Esensi Shalat Fardhu
Tugas AIK III
MAKALAH
ESENSI SHALAT FARDHU
PENDIDIKAN
KEWARGANEGARAAN
OLEH:
A
M TAUFIK AMALROS
STKIP
MUHAMMADIYAH BONE
2013
BAB
I
PENDAHULUAN
Latar
Belakang
Secara lahir, shalat
dilakukan dengan berdiri, membaca Al-Fatihah, sujud, duduk dsb. Kesemuanya
melibatkan keseluruhan anggota badan. Inilah shalat jasmani dan fisikal. Karena
semua gerakan badan berlaku dalam semua shalat, maka dalam ayat tersebut
disebut shalawaati (segala shalat) yang berarti jamak. Dan ini menjadi bagian
pertama, yakni bagian lahiriah (Brawijaya.2012:2) sementara Saputra (2012:1)

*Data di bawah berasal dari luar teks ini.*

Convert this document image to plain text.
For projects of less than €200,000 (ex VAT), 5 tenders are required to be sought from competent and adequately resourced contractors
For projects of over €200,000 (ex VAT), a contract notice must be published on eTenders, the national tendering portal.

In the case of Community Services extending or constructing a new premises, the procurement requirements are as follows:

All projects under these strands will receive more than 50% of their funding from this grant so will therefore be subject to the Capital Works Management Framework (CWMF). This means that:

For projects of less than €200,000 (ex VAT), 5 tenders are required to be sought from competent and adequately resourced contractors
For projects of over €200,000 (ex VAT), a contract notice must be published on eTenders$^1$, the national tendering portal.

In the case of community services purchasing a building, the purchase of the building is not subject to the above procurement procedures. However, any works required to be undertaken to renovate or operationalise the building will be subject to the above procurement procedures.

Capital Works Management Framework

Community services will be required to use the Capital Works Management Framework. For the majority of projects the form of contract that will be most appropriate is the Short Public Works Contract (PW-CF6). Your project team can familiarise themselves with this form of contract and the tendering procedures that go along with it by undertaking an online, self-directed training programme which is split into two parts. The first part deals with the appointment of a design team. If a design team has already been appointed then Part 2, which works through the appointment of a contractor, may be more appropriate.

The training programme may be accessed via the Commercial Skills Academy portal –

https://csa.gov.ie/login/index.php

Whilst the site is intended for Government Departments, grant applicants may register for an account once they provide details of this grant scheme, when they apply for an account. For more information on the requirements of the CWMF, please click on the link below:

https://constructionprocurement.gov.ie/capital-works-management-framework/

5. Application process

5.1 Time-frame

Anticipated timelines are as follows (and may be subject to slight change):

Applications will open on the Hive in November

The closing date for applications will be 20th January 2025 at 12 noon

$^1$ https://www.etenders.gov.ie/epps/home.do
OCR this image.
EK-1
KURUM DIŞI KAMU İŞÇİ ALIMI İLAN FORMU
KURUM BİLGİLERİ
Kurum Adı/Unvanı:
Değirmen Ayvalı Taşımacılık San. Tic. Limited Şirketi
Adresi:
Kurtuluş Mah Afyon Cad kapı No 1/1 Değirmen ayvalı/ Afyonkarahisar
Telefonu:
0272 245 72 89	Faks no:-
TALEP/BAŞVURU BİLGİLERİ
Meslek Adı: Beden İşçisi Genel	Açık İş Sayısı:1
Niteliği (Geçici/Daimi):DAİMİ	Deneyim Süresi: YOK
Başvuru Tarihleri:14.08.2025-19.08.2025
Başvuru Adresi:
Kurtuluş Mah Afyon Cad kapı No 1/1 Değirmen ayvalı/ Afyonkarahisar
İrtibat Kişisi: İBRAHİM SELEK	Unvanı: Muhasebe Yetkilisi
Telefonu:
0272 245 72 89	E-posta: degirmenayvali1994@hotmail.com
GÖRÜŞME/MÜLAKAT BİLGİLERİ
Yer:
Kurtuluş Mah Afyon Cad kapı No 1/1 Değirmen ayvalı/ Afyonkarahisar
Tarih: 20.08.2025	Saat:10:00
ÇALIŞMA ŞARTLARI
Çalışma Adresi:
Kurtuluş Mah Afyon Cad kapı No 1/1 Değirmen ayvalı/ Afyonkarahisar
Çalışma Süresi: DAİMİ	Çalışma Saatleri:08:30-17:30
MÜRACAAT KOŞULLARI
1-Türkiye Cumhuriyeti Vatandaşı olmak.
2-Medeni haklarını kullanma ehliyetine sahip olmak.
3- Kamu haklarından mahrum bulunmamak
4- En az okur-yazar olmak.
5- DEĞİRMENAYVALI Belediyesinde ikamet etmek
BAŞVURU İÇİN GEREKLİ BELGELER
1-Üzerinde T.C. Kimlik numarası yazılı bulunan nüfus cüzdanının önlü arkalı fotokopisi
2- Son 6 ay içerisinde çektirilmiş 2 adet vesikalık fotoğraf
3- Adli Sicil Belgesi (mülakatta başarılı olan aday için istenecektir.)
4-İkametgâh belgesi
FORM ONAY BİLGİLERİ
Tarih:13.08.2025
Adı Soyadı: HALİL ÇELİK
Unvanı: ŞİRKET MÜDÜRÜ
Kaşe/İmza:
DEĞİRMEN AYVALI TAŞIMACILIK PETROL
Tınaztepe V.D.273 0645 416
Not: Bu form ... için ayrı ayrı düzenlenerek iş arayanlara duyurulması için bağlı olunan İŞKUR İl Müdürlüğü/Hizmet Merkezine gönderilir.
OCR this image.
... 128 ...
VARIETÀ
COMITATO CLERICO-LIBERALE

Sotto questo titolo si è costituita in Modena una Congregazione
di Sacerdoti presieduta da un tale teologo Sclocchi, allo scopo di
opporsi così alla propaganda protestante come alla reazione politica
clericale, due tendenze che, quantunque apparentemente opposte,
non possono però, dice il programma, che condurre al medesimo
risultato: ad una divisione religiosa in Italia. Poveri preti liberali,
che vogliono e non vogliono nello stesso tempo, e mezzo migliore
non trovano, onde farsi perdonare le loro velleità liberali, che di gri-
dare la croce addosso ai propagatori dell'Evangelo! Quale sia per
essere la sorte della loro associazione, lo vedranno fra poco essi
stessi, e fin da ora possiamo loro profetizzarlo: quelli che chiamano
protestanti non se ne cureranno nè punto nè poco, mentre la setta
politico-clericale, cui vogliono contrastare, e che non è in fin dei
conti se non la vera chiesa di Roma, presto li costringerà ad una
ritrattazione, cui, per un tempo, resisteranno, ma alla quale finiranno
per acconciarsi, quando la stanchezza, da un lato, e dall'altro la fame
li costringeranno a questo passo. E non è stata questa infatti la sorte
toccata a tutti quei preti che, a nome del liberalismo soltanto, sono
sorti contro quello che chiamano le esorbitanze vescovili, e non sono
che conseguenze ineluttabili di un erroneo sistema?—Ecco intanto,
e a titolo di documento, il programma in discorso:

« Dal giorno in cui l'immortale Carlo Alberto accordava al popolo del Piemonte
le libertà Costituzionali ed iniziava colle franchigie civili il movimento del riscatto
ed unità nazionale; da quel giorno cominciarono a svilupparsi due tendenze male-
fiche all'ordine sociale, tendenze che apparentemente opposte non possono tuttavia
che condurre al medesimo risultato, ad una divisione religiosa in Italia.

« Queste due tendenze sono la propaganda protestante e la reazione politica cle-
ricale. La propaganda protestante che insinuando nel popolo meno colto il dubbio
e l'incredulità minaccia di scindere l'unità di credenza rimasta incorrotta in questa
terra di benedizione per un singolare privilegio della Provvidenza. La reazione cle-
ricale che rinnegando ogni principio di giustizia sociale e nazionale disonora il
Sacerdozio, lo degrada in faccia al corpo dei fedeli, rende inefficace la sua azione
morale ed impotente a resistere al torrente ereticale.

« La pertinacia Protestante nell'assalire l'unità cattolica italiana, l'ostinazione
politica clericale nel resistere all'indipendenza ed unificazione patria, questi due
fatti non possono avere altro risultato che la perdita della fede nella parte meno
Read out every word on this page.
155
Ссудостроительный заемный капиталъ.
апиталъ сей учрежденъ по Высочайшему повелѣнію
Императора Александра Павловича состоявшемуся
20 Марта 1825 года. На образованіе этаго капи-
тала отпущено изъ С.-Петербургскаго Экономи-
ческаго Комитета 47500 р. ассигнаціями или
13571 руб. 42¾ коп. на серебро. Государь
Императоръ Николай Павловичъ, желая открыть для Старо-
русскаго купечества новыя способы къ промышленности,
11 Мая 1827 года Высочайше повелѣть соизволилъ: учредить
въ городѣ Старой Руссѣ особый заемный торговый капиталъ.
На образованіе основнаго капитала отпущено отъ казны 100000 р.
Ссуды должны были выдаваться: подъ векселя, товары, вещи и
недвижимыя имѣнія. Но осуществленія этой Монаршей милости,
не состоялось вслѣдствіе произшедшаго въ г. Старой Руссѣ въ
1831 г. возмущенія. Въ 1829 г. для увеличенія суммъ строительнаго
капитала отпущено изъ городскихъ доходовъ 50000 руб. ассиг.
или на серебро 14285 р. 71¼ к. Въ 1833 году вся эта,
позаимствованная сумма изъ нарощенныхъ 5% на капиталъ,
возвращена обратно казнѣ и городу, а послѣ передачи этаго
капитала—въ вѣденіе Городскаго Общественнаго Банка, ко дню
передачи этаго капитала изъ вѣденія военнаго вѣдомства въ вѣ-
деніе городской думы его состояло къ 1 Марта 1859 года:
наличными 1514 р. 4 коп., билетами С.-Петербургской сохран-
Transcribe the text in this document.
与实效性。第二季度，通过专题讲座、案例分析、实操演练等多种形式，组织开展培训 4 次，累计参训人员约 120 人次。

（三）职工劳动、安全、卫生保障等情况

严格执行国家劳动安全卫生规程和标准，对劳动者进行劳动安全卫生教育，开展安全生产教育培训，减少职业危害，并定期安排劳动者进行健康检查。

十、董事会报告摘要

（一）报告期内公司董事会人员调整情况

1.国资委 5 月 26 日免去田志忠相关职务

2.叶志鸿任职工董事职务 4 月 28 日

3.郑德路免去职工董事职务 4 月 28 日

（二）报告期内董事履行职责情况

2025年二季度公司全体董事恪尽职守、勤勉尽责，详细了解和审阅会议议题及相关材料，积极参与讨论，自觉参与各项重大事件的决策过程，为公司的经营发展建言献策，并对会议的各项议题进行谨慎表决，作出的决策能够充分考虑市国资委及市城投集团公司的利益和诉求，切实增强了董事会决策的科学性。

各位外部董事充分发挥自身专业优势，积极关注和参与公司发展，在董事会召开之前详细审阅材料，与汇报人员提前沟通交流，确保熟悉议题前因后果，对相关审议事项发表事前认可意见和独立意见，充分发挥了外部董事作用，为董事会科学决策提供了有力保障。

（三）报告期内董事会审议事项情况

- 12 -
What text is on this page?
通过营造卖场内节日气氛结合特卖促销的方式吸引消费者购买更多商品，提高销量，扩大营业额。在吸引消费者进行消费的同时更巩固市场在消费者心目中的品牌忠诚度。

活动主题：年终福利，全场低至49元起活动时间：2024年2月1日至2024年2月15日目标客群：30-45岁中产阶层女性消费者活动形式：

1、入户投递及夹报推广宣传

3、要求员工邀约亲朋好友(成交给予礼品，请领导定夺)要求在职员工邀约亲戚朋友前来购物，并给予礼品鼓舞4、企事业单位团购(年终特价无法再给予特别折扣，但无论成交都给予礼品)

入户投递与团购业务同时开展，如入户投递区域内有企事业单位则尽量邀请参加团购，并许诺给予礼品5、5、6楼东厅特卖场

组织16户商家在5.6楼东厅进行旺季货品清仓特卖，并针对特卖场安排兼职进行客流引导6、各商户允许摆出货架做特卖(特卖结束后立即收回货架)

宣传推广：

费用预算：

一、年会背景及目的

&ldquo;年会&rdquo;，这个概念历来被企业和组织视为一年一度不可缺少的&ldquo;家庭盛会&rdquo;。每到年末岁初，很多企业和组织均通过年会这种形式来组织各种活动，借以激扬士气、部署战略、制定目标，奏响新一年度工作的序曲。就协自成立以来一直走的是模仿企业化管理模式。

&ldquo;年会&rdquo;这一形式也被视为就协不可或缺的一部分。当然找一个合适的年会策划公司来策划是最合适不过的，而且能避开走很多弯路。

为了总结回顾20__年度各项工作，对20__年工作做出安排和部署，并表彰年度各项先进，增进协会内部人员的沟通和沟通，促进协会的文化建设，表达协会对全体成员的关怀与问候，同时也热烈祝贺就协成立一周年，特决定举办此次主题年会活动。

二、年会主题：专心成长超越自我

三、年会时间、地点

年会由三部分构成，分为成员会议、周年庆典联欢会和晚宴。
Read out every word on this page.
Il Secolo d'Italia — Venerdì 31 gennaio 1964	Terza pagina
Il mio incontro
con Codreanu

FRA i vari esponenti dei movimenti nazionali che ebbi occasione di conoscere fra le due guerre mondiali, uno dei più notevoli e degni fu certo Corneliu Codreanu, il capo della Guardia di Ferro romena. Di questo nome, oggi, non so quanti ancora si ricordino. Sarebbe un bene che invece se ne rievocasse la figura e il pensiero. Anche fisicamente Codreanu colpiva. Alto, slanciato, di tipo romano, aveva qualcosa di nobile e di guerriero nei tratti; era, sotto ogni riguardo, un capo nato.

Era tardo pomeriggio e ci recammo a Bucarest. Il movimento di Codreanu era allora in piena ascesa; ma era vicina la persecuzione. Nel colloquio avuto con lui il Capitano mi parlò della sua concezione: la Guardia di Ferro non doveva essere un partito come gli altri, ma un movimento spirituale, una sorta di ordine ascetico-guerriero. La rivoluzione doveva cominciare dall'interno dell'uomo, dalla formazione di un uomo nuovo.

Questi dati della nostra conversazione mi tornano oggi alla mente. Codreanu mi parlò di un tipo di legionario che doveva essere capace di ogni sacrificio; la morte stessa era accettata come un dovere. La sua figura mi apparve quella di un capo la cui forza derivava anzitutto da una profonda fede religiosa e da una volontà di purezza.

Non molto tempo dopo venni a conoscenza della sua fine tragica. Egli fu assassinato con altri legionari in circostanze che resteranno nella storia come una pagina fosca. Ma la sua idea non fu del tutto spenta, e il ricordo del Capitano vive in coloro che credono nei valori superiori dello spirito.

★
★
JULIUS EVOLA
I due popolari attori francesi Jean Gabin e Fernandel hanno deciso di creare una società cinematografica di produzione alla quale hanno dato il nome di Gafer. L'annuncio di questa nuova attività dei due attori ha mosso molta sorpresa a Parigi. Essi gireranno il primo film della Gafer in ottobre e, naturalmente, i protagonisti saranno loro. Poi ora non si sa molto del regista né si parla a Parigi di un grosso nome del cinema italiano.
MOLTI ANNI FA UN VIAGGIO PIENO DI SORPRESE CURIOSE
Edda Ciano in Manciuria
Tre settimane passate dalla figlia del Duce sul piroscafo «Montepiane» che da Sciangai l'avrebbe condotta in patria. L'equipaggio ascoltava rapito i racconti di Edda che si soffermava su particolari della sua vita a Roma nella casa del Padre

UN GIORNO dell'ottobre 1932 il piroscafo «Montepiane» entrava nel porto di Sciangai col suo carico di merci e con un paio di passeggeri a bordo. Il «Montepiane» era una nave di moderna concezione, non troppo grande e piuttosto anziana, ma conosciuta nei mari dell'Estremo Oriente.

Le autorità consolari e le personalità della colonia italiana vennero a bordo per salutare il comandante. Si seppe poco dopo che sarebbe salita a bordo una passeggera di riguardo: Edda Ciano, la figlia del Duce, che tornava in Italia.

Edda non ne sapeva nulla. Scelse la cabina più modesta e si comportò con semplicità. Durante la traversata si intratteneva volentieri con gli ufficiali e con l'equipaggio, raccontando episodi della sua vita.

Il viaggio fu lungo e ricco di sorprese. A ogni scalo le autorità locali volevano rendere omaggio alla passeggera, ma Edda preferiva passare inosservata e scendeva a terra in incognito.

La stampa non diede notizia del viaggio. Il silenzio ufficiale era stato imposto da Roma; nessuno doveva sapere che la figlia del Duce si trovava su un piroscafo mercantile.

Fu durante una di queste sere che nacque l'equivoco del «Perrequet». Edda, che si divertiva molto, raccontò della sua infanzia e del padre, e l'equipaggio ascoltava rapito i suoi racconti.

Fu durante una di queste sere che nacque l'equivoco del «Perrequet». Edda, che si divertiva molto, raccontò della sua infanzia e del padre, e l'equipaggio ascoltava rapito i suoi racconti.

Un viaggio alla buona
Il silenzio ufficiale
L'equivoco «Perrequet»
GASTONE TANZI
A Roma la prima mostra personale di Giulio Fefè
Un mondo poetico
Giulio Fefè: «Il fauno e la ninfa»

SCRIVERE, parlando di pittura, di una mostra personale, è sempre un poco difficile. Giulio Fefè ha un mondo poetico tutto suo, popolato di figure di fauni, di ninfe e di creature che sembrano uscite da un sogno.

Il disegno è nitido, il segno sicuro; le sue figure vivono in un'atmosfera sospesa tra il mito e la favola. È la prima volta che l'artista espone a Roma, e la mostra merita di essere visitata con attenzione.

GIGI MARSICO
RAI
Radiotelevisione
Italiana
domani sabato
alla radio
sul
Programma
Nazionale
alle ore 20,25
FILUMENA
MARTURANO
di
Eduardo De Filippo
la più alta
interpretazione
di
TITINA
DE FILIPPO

mengatakan Shalat secara bahasa berarti berdo’a. dengan kata lain, shalat
secara bahasa mempunyai arti mengagungkan. Sedangkan pengertian shalat menurut
syara’ adalah ucapan-ucapan dan perbuatan-perbuatan tertentu, yang dimulai
dengan takbiratul ihram dan diakhiri dengan salam. Ucapan di sini adalah
bacaan-bacaan al-Qur’an, takbir, tasbih, dan do’a. Sedang yang dimaksud dengan
perbuatan adalah gerakan-gerakan dalam shalat misalnya berdiri, ruku’, sujud,
duduk, dan gerakan-gerakan lain yang dilakukan dalam shalat. Sedangkan menurut
Hasbi ash-Shiddieqy shalat yaitu beberapa ucapan dan perbuatan yang dimulai
dengan takbir, disudahi dengan salam, yang dengannya kita beribadah kepada
Allah, menurut syarat-syarat yang telah ditentukan.
Abdulrahim (2011:1)
mengatakan, dalam keseharian, kita mungkin masih sering menemukan orang yang
ribut hanya karena tata cara shalat antara dua orang berbeda. Akan tetapi,
dalam Islam, hal itu dinyatakan sebagai hal furu’ (cabang), bukan ushul
(inti/esensi).
Rumusan
Masalah
Dari pemaparan latar belakang
diatas, penulis merumuskan masalah: Apakah sebenarnya esensi shalat itu?
BAB
II
PEMBAHASAN
Ustadz Mahdi Idris, Lc.
Mengatakan di dalam khutbahnya Jumat (24 Juni 2011) di Masjid Al-Ikhlas
Sukaraja II Bandung menyebutkan ada 3 esensi shalat, yaitu (Abdulrahim.2011:1)
·
Tawadhu’
·
Qana’ah
·
Wara’
Tawadhu’
Tawadhu’ di sini ada dua tataran yaitu:
Secara vertikal,
artinya merendahkan diri di hadapan Allah SWT, tercermin dengan kepasrahan kita
dan kalimat yang diucapkan setiap akan memulai gerakan, “Allahu Akbar.”
Secara horisontal,
artinya merendahkan hati kepada sesama manusia dan lingkungan sekitar,
tercermin dengan kalimat, “Assalamu’alaikum warahmatullahi wabarakatuh,” yang
diucapkan saat salam dan menoleh ke kanan serta ke kiri (Abdulrahim.2011:1).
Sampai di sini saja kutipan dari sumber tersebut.